If we take some specific IQ test (to hold constant, for consistency), and observe that people get different numbers as they take the test, then I don’t think there can be recourse to a strong law of the universe as to why a “human” could not answer the questions faster or more accurately, except regarding:
- physics
- the definition of a “human”
- the range of numbers the IQ test allows (in its scoring rules)
For example, perhaps it could be argued that in order to add some numbers, there has to be some physical system carrying representations of those numbers and performing an actual physical process - a transformation or a “computation” - to produce the output, their sum. Maybe a neuroscientist would know the maximum speed at which the physical brain is able to carry out such an operation (however it does that). For example, maybe the speed of electricity in the brain, neural actions, or the speed of light, and also taking into account the size of the task (the number of computations needed to obtain the result).
As you suggested about DNA, the possibility that we are not strictly concerned with what kind of thing is doing the test, makes the physical limit described above seem possibly to be relevant to answering the question instead of dismissably ideal. If you wanted to ask specifically about biological forms close in similarity to currently existing ones, it’s still basically the same type of question, just bounding the set of possible “thinking” systems to certain physical types (i.e., brains, with various parameters and constraints on what they’re like).
So, in some way, while a good question, it may have the issue that it is tautologically self-answering, because it depends on how you interpret it, or what you mean.
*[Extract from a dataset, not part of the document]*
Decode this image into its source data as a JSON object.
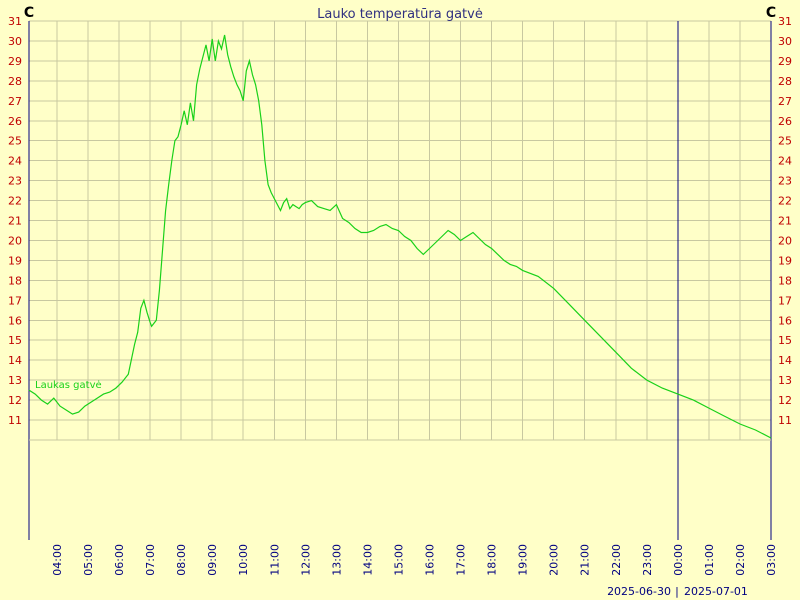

If an IQ test is some test, the theoretical maximum of performance of whatever will be taking the test will simply be by whatever you choose to allow to take the test, in your thought experiment.
The question of a “score” also trivially depends on the scoring conventions of the test itself; so, again, trying to lay down some assumptions to make the question something more concrete and definite and not as flexible, you probably mean something like mental / neural / cerebral capability, where IQ is just meant to be an attempt at observing that.
So the question is more about if there any known physical hard limits to the functioning of “the” brain - which is actually the respective brains of a number of different people. So I think - as you indicated - the real question might be the probability of any particular brain being born, right now, or at some time, given the brains and the DNA of the people living and reproducing at that time. A brain with some aspects like Ramanujan’s might be less common; someone else’s more. At that point, I think we should ask neuroscientists and evolutionary biologists how DNA interplays with the architecture of brains, and try to come up with an estimate for how likely a certain functional substructure with particular “performance” characteristics would be.